FA (formic acid) extraction of deposited plaque-associated [insoluble] amyloid beta from brain homogenates

  1. Mix 200 μl 10% (w/v) homogenate into 440 μl cold formic acid (minimum 95%, Sigma, F-0507) in a microcentrifuge tube.
  2. Sonicate each sample individually for one minute on ice. Immerse the tip of the probe in the sample, then move tube up and down while sonicating.
  3. Spin 400 μl at 135,000 x g for 1 hr at 4°C (50,000 rpm in a TLA 100.3 rotor).
  4. Dilute 210 μl supernatant into 4 ml of room temp FA Neutralization Solution.

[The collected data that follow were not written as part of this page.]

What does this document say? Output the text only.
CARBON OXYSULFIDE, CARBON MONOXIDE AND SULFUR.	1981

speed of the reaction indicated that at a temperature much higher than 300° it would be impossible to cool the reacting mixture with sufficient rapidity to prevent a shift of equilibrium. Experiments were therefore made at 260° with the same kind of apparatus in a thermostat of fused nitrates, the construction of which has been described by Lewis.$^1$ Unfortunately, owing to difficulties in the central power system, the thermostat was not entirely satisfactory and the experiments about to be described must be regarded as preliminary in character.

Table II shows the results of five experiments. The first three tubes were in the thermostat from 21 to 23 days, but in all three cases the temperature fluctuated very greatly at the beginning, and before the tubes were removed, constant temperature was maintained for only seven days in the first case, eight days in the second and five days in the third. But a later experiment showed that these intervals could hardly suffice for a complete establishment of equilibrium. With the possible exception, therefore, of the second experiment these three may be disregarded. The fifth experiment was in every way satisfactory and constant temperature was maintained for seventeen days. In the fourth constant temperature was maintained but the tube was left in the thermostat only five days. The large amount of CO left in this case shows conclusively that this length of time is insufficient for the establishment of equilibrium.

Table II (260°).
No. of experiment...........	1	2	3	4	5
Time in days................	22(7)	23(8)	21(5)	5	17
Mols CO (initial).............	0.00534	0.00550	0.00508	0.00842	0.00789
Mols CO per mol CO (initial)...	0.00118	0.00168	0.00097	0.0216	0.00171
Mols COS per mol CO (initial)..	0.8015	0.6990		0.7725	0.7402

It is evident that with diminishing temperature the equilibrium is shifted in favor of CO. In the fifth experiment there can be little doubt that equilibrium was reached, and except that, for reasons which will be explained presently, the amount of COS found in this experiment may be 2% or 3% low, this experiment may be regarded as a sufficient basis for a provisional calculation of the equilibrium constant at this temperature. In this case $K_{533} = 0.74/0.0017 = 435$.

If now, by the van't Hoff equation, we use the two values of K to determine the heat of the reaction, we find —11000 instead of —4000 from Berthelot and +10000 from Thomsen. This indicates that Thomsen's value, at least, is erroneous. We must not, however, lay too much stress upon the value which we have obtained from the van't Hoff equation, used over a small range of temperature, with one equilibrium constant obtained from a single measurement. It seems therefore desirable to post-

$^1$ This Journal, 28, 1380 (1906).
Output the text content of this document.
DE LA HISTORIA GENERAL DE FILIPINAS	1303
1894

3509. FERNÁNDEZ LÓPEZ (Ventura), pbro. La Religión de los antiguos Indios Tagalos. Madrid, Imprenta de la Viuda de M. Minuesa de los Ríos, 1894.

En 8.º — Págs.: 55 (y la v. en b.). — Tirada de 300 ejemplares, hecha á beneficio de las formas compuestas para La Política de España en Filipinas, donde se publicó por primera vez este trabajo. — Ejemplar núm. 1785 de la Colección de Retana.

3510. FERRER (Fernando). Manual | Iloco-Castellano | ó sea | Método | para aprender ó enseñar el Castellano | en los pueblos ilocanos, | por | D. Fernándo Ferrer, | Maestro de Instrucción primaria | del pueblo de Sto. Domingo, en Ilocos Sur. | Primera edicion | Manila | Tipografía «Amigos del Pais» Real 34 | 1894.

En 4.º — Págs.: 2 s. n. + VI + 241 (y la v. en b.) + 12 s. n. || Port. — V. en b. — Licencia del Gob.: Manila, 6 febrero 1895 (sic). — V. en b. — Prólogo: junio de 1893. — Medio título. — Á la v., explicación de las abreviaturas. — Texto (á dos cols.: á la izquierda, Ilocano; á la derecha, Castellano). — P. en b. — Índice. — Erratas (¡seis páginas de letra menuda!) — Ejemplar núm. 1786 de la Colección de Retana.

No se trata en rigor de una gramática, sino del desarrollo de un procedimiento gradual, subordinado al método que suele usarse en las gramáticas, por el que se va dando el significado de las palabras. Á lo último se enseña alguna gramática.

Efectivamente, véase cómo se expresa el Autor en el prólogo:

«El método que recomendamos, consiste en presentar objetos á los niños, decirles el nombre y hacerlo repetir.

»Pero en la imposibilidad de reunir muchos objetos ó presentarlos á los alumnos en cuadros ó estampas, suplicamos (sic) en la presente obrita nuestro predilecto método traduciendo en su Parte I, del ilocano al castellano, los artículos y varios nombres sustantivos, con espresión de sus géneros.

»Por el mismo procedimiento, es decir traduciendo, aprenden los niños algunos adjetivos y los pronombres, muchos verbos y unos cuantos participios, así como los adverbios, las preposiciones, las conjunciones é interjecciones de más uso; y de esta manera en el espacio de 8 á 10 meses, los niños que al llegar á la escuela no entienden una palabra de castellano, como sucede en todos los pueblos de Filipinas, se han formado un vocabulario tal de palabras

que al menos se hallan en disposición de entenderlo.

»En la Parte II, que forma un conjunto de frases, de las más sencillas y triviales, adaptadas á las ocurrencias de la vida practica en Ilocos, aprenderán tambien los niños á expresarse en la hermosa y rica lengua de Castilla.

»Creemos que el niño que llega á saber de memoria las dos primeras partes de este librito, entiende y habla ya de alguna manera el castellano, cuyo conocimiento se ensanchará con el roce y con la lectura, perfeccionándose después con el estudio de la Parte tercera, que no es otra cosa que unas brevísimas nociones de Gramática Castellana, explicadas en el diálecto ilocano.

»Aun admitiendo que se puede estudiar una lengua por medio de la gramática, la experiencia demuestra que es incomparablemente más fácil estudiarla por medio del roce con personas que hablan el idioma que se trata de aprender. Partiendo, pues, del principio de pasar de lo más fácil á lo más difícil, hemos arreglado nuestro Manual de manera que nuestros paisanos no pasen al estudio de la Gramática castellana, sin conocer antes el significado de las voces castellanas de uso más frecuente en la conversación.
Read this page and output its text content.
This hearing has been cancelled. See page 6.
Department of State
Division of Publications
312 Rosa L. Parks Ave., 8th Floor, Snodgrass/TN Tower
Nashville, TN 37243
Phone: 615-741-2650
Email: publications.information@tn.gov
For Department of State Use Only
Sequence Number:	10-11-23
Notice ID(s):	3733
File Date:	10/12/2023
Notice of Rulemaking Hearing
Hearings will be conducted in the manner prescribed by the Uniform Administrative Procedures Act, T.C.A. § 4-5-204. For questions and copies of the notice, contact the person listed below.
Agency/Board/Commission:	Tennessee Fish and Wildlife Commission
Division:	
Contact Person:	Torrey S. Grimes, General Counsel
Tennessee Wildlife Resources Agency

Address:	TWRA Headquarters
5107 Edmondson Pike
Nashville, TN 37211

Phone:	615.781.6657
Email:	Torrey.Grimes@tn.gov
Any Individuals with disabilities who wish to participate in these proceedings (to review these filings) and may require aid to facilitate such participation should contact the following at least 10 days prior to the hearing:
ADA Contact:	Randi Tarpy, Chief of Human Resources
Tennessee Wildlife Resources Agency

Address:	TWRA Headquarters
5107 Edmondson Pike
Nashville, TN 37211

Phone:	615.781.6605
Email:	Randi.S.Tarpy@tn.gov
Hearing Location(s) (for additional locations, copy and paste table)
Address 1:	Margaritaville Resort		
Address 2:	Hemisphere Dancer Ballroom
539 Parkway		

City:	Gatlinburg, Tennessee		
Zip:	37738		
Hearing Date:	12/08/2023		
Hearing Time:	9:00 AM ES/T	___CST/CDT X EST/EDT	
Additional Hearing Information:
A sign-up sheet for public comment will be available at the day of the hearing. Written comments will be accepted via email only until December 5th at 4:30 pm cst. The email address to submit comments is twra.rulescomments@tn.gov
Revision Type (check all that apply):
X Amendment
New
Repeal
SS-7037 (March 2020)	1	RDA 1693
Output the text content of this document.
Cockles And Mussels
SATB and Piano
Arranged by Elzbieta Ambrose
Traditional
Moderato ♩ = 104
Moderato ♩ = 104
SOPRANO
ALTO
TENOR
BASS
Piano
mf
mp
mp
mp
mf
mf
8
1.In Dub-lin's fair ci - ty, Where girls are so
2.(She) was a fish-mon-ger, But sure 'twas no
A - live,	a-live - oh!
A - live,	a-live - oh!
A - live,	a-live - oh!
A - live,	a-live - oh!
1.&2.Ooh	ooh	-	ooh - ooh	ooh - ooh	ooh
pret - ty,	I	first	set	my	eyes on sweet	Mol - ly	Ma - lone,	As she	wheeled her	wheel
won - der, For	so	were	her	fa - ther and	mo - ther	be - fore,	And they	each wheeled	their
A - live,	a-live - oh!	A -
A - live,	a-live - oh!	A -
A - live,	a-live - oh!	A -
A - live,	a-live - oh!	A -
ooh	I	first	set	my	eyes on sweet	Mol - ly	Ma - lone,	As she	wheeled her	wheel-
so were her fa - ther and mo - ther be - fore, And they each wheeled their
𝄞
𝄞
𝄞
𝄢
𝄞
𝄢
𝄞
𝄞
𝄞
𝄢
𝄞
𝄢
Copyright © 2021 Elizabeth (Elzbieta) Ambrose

Mix briefly.
  5. FA Neutralization Solution is stored and used at room temperature, as a precipitate will form if it is stored at 4°C or placed on ice.
  6. Aliquot and flash freeze on dry ice.
  7. Incubate at 37°C for 5 min prior to loading onto ELISA plates to clarify solution and solubilize precipitate.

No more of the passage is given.